Connect to a Fortinet VPN with Ubuntu
Solution 1:
If you use SSL based VPN from Fortinet, you can use openfortivpn software which is part of Ubuntu and Fedora.
$ sudo apt install -y openfortivpn || yum install -y openfortivpn
$ touch openfortivpn.conf
$ chmod go= openfortivpn.conf
Edit openfortivpn.conf:
host =
port =
username =
password =
# trusted-cert =
Connect the first time:
$ sudo openfortivpn -c openfortivpn.conf
ERROR: Gateway certificate validation failed, and the certificate digest in not in the local whitelist. If you trust it, rerun with:
ERROR: --trusted-cert <some-random-string-to-add-to-trusted-cert>
Edit openfortivpn.conf file and update trusted-cert
option with the string from the error.
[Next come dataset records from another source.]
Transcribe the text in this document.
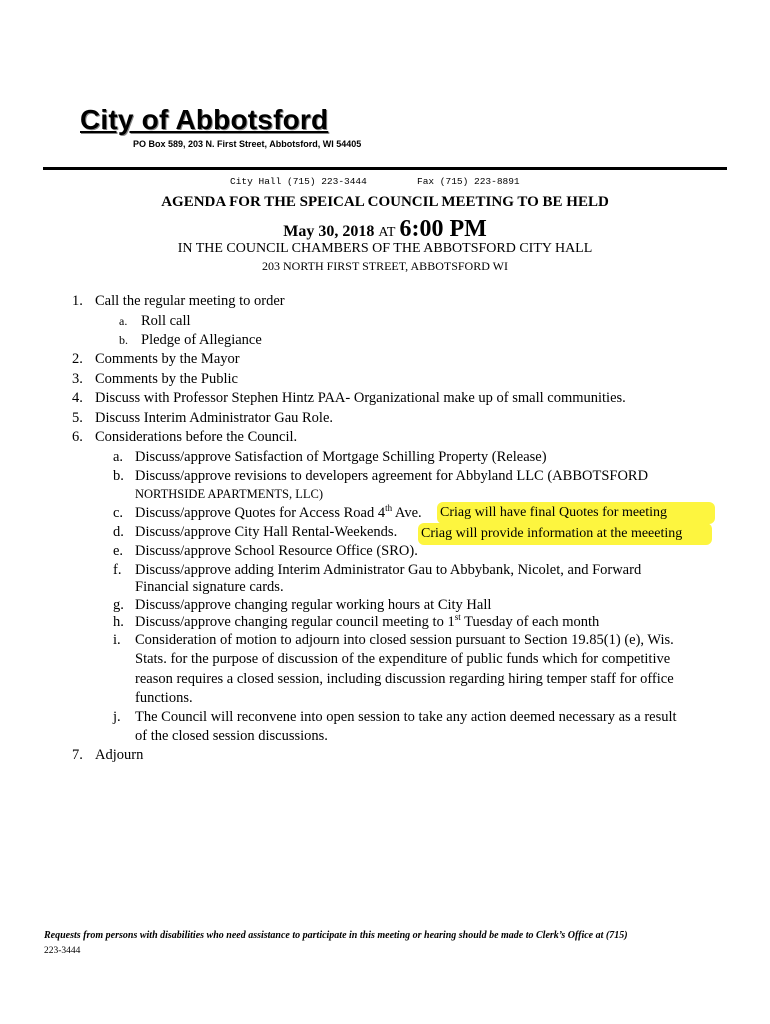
City of Abbotsford
PO Box 589, 203 N. First Street, Abbotsford, WI 54405
City Hall (715) 223-3444	Fax (715) 223-8891
AGENDA FOR THE SPEICAL COUNCIL MEETING TO BE HELD
May 30, 2018 AT 6:00 PM
IN THE COUNCIL CHAMBERS OF THE ABBOTSFORD CITY HALL
203 NORTH FIRST STREET, ABBOTSFORD WI
1. Call the regular meeting to order
a. Roll call
b. Pledge of Allegiance
2. Comments by the Mayor
3. Comments by the Public
4. Discuss with Professor Stephen Hintz PAA- Organizational make up of small communities.
5. Discuss Interim Administrator Gau Role.
6. Considerations before the Council.
a. Discuss/approve Satisfaction of Mortgage Schilling Property (Release)
b. Discuss/approve revisions to developers agreement for Abbyland LLC (ABBOTSFORD
NORTHSIDE APARTMENTS, LLC)
c. Discuss/approve Quotes for Access Road 4th Ave. Criag will have final Quotes for meeting
d. Discuss/approve City Hall Rental-Weekends. Criag will provide information at the meeeting
e. Discuss/approve School Resource Office (SRO).
f. Discuss/approve adding Interim Administrator Gau to Abbybank, Nicolet, and Forward
Financial signature cards.
g. Discuss/approve changing regular working hours at City Hall
h. Discuss/approve changing regular council meeting to 1st Tuesday of each month
i. Consideration of motion to adjourn into closed session pursuant to Section 19.85(1) (e), Wis.
Stats. for the purpose of discussion of the expenditure of public funds which for competitive
reason requires a closed session, including discussion regarding hiring temper staff for office
functions.
j. The Council will reconvene into open session to take any action deemed necessary as a result
of the closed session discussions.
7. Adjourn
Requests from persons with disabilities who need assistance to participate in this meeting or hearing should be made to Clerk’s Office at (715)
223-3444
Make sure the option is not commented (remove the #
).
Each time you need to connect, run:
sudo openfortivpn -c openfortivpn.conf
You could also do it straight through the command line and make an alias for it in your .bashrc
. This is less secure as any user on the system will be able to see the password using ps
.
sudo openfortivpn -u <USER> -p <PASSWORD> --trusted-cert <CERTIFICATE> <SERVER>:<PORT>
To disconnect press: Ctrl+C
Solution 2:
Fortinet is just an IPSEC VPN server - you don't specifically need their client to connect to it. The IPSEC HOWTO details a list of various options you have for setting up a Linux VPN client. There are also a few commercial linux IPSec clients such as Shrewsoft.